Puño en Alto •  Opinión •  01/05/2022

Medina, Luceño, Almeida, San Chin Choon y más del montón

Un proveedor malasio cuyo nombre recuerda tanto al embutido que pudiera parecer inventado con recochineo; un aristócrata, a la sazón sátrapa con denominación de origen; un empresario trincón e hipócrita que evoca a un distintivo de astado taurino y un alcalde campechanito con complejo de agente de la Stasi de la RDA, gustoso de medir la supuesta altura social a los que procura servir. Con estos mimbres solo era posible que se orquestara una operación del trinque y saqueo tan burdo de las arcas públicas como es el caso de la estafa de las mascarillas. ¿Qué podía salir mal de tamaña chapuza dada la catadura moral y ética de los intervinientes?

Solo al bueno de Azcona se le hubiese podido ocurrir escribir un guión de una supuesta y zafia estafa con esta tropa para que un genio como Berlanga inmortalizara, una vez más, cierta parte de la sociedad patria trincona con correspondencia internacional.

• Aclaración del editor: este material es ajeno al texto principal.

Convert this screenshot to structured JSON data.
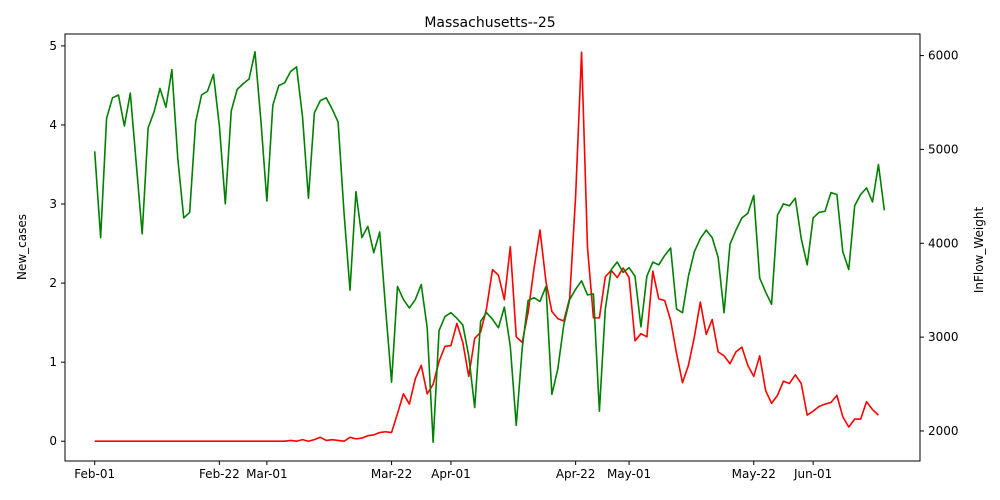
{
  "chart_data": {
    "type": "line",
    "title": "Massachusetts--25",
    "xlabel": "",
    "ylabel_left": "New_cases",
    "ylabel_right": "InFlow_Weight",
    "x_start": "2020-02-01",
    "x_ticks": [
      {
        "date": "2020-02-01",
        "label": "Feb-01"
      },
      {
        "date": "2020-02-22",
        "label": "Feb-22"
      },
      {
        "date": "2020-03-01",
        "label": "Mar-01"
      },
      {
        "date": "2020-03-22",
        "label": "Mar-22"
      },
      {
        "date": "2020-04-01",
        "label": "Apr-01"
      },
      {
        "date": "2020-04-22",
        "label": "Apr-22"
      },
      {
        "date": "2020-05-01",
        "label": "May-01"
      },
      {
        "date": "2020-05-22",
        "label": "May-22"
      },
      {
        "date": "2020-06-01",
        "label": "Jun-01"
      }
    ],
    "x_range": [
      "2020-01-27",
      "2020-06-19"
    ],
    "ylim_left": [
      -0.25,
      5.15
    ],
    "ylim_right": [
      1680,
      6230
    ],
    "yticks_left": [
      0,
      1,
      2,
      3,
      4,
      5
    ],
    "yticks_right": [
      2000,
      3000,
      4000,
      5000,
      6000
    ],
    "grid": false,
    "legend": "none",
    "series": [
      {
        "axis": "left",
        "color": "#ff0000",
        "values": [
          0,
          0,
          0,
          0,
          0,
          0,
          0,
          0,
          0,
          0,
          0,
          0,
          0,
          0,
          0,
          0,
          0,
          0,
          0,
          0,
          0,
          0,
          0,
          0,
          0,
          0,
          0,
          0,
          0,
          0,
          0,
          0,
          0,
          0.01,
          0,
          0.02,
          0,
          0.02,
          0.05,
          0.01,
          0.02,
          0.01,
          0,
          0.05,
          0.03,
          0.04,
          0.07,
          0.08,
          0.11,
          0.12,
          0.11,
          0.35,
          0.6,
          0.47,
          0.79,
          0.96,
          0.6,
          0.72,
          1.01,
          1.2,
          1.21,
          1.49,
          1.25,
          0.82,
          1.3,
          1.38,
          1.68,
          2.17,
          2.1,
          1.79,
          2.46,
          1.32,
          1.25,
          1.63,
          2.19,
          2.67,
          2.02,
          1.64,
          1.55,
          1.52,
          1.81,
          3.1,
          4.92,
          2.45,
          1.56,
          1.56,
          2.08,
          2.16,
          2.07,
          2.19,
          2.07,
          1.27,
          1.36,
          1.32,
          2.15,
          1.8,
          1.78,
          1.53,
          1.11,
          0.74,
          0.96,
          1.32,
          1.76,
          1.35,
          1.54,
          1.13,
          1.08,
          0.98,
          1.13,
          1.19,
          0.96,
          0.82,
          1.08,
          0.64,
          0.48,
          0.58,
          0.76,
          0.73,
          0.84,
          0.73,
          0.33,
          0.38,
          0.44,
          0.47,
          0.49,
          0.58,
          0.31,
          0.18,
          0.28,
          0.28,
          0.5,
          0.4,
          0.33
        ]
      },
      {
        "axis": "right",
        "color": "#008000",
        "values": [
          4980,
          4060,
          5330,
          5550,
          5580,
          5250,
          5600,
          4850,
          4100,
          5230,
          5400,
          5650,
          5450,
          5850,
          4900,
          4270,
          4330,
          5290,
          5580,
          5620,
          5800,
          5250,
          4420,
          5410,
          5640,
          5700,
          5750,
          6040,
          5300,
          4450,
          5470,
          5680,
          5710,
          5830,
          5880,
          5350,
          4480,
          5390,
          5520,
          5550,
          5430,
          5290,
          4320,
          3500,
          4550,
          4060,
          4180,
          3900,
          4120,
          3300,
          2520,
          3540,
          3400,
          3310,
          3400,
          3560,
          3100,
          1880,
          3070,
          3220,
          3260,
          3200,
          3130,
          2800,
          2250,
          3170,
          3260,
          3190,
          3100,
          3320,
          2900,
          2060,
          2880,
          3390,
          3420,
          3380,
          3540,
          2390,
          2660,
          3130,
          3400,
          3510,
          3600,
          3450,
          3460,
          2210,
          3300,
          3720,
          3800,
          3690,
          3740,
          3650,
          3110,
          3650,
          3800,
          3770,
          3870,
          3950,
          3300,
          3260,
          3650,
          3910,
          4050,
          4140,
          4060,
          3850,
          3260,
          3990,
          4140,
          4270,
          4320,
          4510,
          3630,
          3480,
          3350,
          4300,
          4420,
          4400,
          4480,
          4050,
          3770,
          4270,
          4330,
          4340,
          4540,
          4520,
          3910,
          3720,
          4400,
          4520,
          4590,
          4440,
          4840,
          4350
        ]
      }
    ]
  }
}
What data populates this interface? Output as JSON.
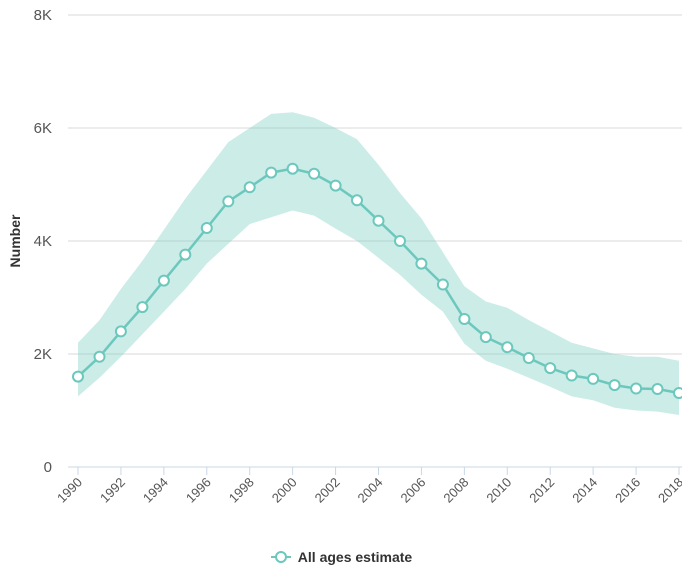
{
  "chart_data": {
    "type": "line",
    "ylabel": "Number",
    "xlabel": "",
    "ylim": [
      0,
      8000
    ],
    "yticks": [
      0,
      2000,
      4000,
      6000,
      8000
    ],
    "ytick_labels": [
      "0",
      "2K",
      "4K",
      "6K",
      "8K"
    ],
    "xticks": [
      1990,
      1992,
      1994,
      1996,
      1998,
      2000,
      2002,
      2004,
      2006,
      2008,
      2010,
      2012,
      2014,
      2016,
      2018
    ],
    "grid": true,
    "legend_position": "bottom-center",
    "series": [
      {
        "name": "All ages estimate",
        "color": "#6cc8bd",
        "x": [
          1990,
          1991,
          1992,
          1993,
          1994,
          1995,
          1996,
          1997,
          1998,
          1999,
          2000,
          2001,
          2002,
          2003,
          2004,
          2005,
          2006,
          2007,
          2008,
          2009,
          2010,
          2011,
          2012,
          2013,
          2014,
          2015,
          2016,
          2017,
          2018
        ],
        "values": [
          1600,
          1950,
          2400,
          2830,
          3300,
          3760,
          4230,
          4700,
          4950,
          5210,
          5280,
          5190,
          4980,
          4720,
          4360,
          4000,
          3600,
          3230,
          2620,
          2300,
          2120,
          1930,
          1750,
          1620,
          1560,
          1450,
          1390,
          1380,
          1310
        ],
        "upper": [
          2200,
          2600,
          3150,
          3650,
          4200,
          4750,
          5250,
          5750,
          6000,
          6250,
          6280,
          6180,
          6000,
          5800,
          5350,
          4850,
          4400,
          3800,
          3200,
          2930,
          2820,
          2600,
          2400,
          2200,
          2100,
          2000,
          1950,
          1950,
          1880
        ],
        "lower": [
          1250,
          1580,
          1950,
          2350,
          2750,
          3150,
          3600,
          3950,
          4300,
          4420,
          4540,
          4450,
          4220,
          4000,
          3700,
          3400,
          3050,
          2750,
          2180,
          1880,
          1740,
          1580,
          1420,
          1250,
          1180,
          1050,
          1000,
          980,
          920
        ]
      }
    ]
  }
}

No obstante, ni la descripción caricaturesca de los personajes en cuestión, ni la monumental chapuza, que solo se puede entender desde la creencia de la impunidad que le daban, por una parte, las especiales y propiciatorias circunstancias creadas por la propia pandemia y, por otra, por las atribuciones sociales que pretendían representar cada cual, no debe servir para quitar un ápice del hierro que supone lo que urdieron en tales graves circunstancias utilizando los resortes sociales y hasta políticos necesarios para ello.

La reacción de cada cual, una vez descubierto el pastel, igualmente compagina con la catadura moral individual y en conjunto de la tropa. Pero lo que no son ni unos pillos, ni chuscos ejemplares de la picaresca propia del país como algunos lo han pretendido calificar para minimizar su importancia.

El malayo, de existir realmente, se encuentra desaparecido en combate, riéndose debe estar allá en aquel paraíso fiscal de Kuala Lumpur, felicitándose de haber engañado a los que engañan a los que supuestamente se dejan engañar.

El aristócrata, vividor donde los hayas, cuya nobleza no obliga a nada más que a seguir viviendo bien y a tutiplén a costa de lo que sea, niega la mayor argumentando que solo ha cobrado lo estipulado normalmente y quien lo investigan son unos recalcitrantes rojos perseguidores de quienes se distinguen por tener abolengo legendario en el tiempo. Lamenta que tener las cuentas bancarias embargadas, aunque el saldo no supera los 300 euros. El empresario formado, profesional, moral y éticamente en una muy conocida universidad privada religiosa, que debió faltar a las clases de moral y ética, manifiesta que obró siempre pensando en el bien que realizaba a la sociedad y que cobró lo que tenía que cobrar, faltaría más.

Y por último, la reacción del alcalde capitalino que ha pasado por todas las fases propias del manual de costumbre para estos casos. Negar lo evidente, culpar a terceros y pretender pasar por víctima doblemente: ser estafado y perseguido por una conjura de la insaciable izquierda opositora en el ayuntamiento.

El final al sainete de este vomitivo nauseabundo saqueo de las arcas públicas está en manos de la justicia y, en último extremo, en el reproche social generalizado. Pero la justicia en este país sabemos de qué pie cojea y por desgracia la sociedad no tiene los resortes éticos y morales engrasados para dar la respuesta contundente a estos trincones.